Dear, Hater



嫌われ者の貴女が好きだった。誰からも嫌われて、相手にもされない貴女が大好きだった。私だけが貴女の味方で、貴女は私が居ないと生きていけない。私が居るから貴女は皆になんとか生きることを認めてもらえる。誰からも相手にしたくないと思われる貴女が大好きだった。


貴女が私の隣から時折離れる事が増えたのはいつだったかしら。帰ってきた貴女は、問い詰める私にいつもなんでもないと言った。私は何度も叱ったわね。お仕置きもした。貴女が一人で出来ることなんてないんだから、当たり前よ。でも、貴女はやめなかった。


離れる時間がだんだん増えていった。お仕置きもその分重くしたわ。悪いことをしたのだから当然よね。でもやっぱり貴女は私の隣から離れようとした。

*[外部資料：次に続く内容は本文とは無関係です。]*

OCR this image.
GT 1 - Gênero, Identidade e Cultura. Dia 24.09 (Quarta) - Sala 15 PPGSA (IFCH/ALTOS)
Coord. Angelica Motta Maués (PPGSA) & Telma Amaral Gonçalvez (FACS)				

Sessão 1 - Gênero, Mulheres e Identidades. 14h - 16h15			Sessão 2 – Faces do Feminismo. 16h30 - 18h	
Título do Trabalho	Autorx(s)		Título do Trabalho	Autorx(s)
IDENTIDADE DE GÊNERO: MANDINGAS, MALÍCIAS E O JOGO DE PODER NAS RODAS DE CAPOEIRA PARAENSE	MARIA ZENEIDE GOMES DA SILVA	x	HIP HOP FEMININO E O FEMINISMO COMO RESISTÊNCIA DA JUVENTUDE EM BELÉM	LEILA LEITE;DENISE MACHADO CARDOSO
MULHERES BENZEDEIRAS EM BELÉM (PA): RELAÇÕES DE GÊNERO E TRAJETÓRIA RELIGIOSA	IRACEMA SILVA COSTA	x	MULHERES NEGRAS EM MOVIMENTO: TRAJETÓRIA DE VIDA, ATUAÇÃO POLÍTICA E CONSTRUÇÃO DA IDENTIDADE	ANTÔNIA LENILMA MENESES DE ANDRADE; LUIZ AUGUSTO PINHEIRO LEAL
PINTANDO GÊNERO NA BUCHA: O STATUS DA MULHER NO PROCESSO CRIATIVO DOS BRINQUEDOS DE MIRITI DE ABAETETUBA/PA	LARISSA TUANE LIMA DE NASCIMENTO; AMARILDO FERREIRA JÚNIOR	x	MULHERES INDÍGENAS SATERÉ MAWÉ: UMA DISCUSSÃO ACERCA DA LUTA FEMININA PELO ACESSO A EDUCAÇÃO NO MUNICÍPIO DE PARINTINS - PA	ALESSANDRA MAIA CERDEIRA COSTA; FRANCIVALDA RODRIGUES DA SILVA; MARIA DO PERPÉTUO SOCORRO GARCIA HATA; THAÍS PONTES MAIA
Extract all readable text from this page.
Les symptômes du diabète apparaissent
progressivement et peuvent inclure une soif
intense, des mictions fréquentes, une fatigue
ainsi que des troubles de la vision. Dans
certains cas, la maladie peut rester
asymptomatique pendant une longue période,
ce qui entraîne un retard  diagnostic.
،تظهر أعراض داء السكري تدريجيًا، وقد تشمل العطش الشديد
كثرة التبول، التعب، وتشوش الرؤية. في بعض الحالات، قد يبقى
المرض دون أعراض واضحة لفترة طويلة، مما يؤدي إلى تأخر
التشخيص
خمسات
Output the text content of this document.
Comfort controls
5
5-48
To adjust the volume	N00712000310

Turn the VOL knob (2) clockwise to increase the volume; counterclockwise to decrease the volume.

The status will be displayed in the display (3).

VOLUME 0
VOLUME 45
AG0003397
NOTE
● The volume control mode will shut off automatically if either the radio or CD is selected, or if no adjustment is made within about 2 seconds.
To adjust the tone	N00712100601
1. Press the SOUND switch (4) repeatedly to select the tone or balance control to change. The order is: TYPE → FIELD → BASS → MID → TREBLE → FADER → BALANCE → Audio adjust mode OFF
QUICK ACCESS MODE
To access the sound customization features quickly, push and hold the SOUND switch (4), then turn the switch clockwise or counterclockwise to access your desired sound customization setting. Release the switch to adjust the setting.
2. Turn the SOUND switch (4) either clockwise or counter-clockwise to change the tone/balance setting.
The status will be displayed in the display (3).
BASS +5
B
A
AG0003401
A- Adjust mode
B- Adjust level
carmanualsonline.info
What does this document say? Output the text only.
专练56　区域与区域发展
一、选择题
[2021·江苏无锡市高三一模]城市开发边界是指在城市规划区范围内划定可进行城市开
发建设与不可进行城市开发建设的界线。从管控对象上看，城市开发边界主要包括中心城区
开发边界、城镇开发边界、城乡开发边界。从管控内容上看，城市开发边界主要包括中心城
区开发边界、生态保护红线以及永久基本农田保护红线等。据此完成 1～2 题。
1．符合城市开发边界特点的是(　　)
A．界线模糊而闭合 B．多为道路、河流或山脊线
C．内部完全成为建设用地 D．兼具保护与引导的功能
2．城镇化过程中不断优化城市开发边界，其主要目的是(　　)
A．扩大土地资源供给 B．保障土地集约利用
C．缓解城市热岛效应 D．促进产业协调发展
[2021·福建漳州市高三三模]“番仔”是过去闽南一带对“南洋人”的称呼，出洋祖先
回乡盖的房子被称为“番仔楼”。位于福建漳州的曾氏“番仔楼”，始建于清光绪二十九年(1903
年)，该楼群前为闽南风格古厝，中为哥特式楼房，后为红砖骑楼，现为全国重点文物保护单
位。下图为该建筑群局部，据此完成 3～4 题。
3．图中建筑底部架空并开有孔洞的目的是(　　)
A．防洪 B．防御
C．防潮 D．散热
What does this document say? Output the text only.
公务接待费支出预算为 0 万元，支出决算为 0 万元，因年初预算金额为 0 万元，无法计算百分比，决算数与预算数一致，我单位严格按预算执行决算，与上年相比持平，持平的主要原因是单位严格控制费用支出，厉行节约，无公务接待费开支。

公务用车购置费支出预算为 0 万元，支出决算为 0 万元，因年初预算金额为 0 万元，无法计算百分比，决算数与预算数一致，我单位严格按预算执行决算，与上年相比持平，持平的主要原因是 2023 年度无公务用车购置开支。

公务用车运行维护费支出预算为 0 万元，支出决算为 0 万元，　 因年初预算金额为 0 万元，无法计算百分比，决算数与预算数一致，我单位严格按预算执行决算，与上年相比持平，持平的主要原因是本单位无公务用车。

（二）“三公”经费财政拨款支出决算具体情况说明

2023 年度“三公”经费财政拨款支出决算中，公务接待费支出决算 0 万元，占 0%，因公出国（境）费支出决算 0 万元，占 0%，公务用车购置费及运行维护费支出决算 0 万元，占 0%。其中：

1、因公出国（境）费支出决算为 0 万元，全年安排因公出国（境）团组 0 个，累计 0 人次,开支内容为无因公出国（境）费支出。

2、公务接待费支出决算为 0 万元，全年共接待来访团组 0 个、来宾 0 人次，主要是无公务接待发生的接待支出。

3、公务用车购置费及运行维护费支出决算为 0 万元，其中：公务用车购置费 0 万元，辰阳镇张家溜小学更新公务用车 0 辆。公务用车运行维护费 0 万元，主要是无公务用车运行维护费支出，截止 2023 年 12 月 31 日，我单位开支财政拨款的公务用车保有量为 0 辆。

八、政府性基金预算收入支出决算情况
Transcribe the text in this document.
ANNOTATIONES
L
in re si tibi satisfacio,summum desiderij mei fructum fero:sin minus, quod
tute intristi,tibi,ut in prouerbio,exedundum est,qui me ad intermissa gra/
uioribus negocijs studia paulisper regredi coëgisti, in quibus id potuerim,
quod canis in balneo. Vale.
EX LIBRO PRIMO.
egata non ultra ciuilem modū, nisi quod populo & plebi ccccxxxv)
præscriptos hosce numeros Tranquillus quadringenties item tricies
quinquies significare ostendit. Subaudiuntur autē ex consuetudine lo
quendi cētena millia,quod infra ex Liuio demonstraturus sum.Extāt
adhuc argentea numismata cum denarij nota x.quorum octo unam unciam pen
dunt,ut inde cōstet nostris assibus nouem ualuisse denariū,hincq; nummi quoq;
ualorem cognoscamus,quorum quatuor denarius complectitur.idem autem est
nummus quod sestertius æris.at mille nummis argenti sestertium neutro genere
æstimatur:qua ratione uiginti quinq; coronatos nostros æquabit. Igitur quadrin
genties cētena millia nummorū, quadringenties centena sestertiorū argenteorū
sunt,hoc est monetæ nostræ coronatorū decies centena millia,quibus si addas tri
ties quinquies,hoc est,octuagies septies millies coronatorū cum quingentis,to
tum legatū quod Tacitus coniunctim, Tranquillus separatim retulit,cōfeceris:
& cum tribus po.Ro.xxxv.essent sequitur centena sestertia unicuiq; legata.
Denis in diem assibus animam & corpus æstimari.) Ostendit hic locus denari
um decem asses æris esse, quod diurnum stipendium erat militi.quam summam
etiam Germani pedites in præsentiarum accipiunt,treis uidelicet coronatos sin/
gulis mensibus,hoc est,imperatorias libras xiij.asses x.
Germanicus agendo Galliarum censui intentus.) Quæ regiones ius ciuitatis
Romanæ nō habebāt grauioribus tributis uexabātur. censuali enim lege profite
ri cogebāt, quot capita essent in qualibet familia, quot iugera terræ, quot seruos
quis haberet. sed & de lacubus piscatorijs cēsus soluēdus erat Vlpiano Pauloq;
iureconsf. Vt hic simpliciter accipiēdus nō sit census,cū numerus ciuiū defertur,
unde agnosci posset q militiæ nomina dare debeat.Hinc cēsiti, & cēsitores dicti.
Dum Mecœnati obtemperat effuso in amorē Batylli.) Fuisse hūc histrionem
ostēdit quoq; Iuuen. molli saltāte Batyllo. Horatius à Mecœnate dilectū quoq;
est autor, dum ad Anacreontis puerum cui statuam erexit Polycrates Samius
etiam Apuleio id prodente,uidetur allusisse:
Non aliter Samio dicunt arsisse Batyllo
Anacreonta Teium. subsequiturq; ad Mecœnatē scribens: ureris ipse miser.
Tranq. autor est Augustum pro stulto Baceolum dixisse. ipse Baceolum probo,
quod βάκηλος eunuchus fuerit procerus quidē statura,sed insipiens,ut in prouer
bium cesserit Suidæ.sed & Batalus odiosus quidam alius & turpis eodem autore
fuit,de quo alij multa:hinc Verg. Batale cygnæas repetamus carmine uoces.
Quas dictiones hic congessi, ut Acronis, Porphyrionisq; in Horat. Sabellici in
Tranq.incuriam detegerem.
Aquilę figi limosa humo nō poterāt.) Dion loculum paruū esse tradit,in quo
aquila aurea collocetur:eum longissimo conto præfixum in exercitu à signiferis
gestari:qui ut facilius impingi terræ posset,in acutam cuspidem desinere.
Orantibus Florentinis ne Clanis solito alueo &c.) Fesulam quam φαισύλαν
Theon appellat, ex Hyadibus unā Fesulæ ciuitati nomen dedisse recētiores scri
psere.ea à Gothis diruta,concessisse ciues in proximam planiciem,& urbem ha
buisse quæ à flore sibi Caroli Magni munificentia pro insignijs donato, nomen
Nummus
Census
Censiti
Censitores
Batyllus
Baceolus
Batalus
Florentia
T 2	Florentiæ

ねぇ、どうして?貴女が一人で出来ることなんて何も無い。貴女は誰よりも嫌われていて、誰からも嫌われていて、誰にも相手にされない。この私以外は、絶対に。そうでしょう?なのに、どうして貴女は、私から逃げようとするの?


私を試しているつもりなの?だったら、今すぐに訂正して、謝罪しなさい。私はいつだって貴女の事しか考えた事は無いわ。貴女だけよ。貴女だってそうよ。そうよね?


何故返事をしないの?私の言葉には必ず返事しなさいって散っ々言ったわよね?ほら、はいって言いなさい。早く。早く!返事をしなさい!!


どうして聞いてくれないの?ここまでしてるのにどうして貴女は私の言うことを聞いてくれないの?もしかして耳が聞こえなくなった?それなら使えない耳はもう要らないわね。


どうして何も言わないの?痛いでしょう?いつもみたいに悲鳴を聞かせてよ、ごめんなさいって謝って?そしたら許してあげるわ、たくさんキスもしてあげる、抱きしめて撫でてあげるから。


ねぇ、どうして?どうして何も言わないの?


返事をしてよ、ねぇ、





人気者の貴女が嫌いだった。誰からも愛されて、信頼されてる貴女が大嫌いだった。私だけは貴女を嫌って、貴女とその他大勢の敵で、私は皆の嫌われ者。私が居るから、貴女は私の為に手を汚す。貴女は私を可哀想な子だと勘違いしてた。


貴女が私の勝手な行動を許さなくなったのはいつだったかしら。私が帰ってくると必死の形相で、何をしてたかどこに行ってたかなんで言わなかったか全部聞いてきた。なんでもないと言ったら、普段じゃ考えられないような声を出したわね。お仕置もされた。悪いことなんてしてないのに、酷いものよね。痛かったけど、貴女が血に染まる姿は見物だった。


離れる時間を増やせば増やすほど、お仕置も重くなっていった。だんだん痛みにも慣れたわ。貴女がだんだん狂っていくのが可笑しくて堪らなかった。


でも、まさかここまでになるとはね。ちょっとだけ罪悪感があるわ。全部自業自得なんだから、仕方ないのだけど。私はもうそこには居ないし、それはただの人形。私は貴女の後ろにいて、今から貴女を殺そうとしている。逃げようとなんてしないわ、だってそれは動かないもの。私はもう逃げた後よ。


貴女はどうして私にそこまで固執するの?謝るのは貴女の方よね。とっても痛かったし、とっても苦しかったもの。首を絞められた時が一番しんどかったかしら。私は貴女をいつ出し抜いて殺してやるか、それしか考えてなかった。ええ、そういう意味では貴女の事以外考えた事は無いわ。


返事をしないのは声帯が存在しないからよ。綿が言葉を発したらただのホラーでしょ?怖い話ね。貴女は綿の塊を私だと勘違いしてそんなにも慟哭しているのよ。可哀想な女。


聞こえてないのは貴女の方よ。本当に私の声が届かないのね。人間って不思議だわ。お父さんもお母さんも、貴女に必死に命乞いしたのよ、きっとね。幼くて記憶が曖昧なのが心苦しいわ。でも、私の両親は生きることを諦めようとなんてしない人だった。それだけは確か。だからきっと、貴女に楯突いたはずよ。なのに、貴女は聞く耳を持たなかった。お父さんとお母さんはその後すぐに死んだ。宙ぶらりんの両親は、もう私に笑いかけてはくれなかった。


全部仕組んでたことよ。この傷だらけの体も、今となっては素晴らしい勲章だわ。馬鹿みたいに叫んでたのも、気色の悪い舌を受け入れたのも、これで全て報われる。


大丈夫よ。ここは貴女と私しか知らない場所。


誰にも見つからないわ。



さようなら。来世はもう少しマシな性格になれればいいわね。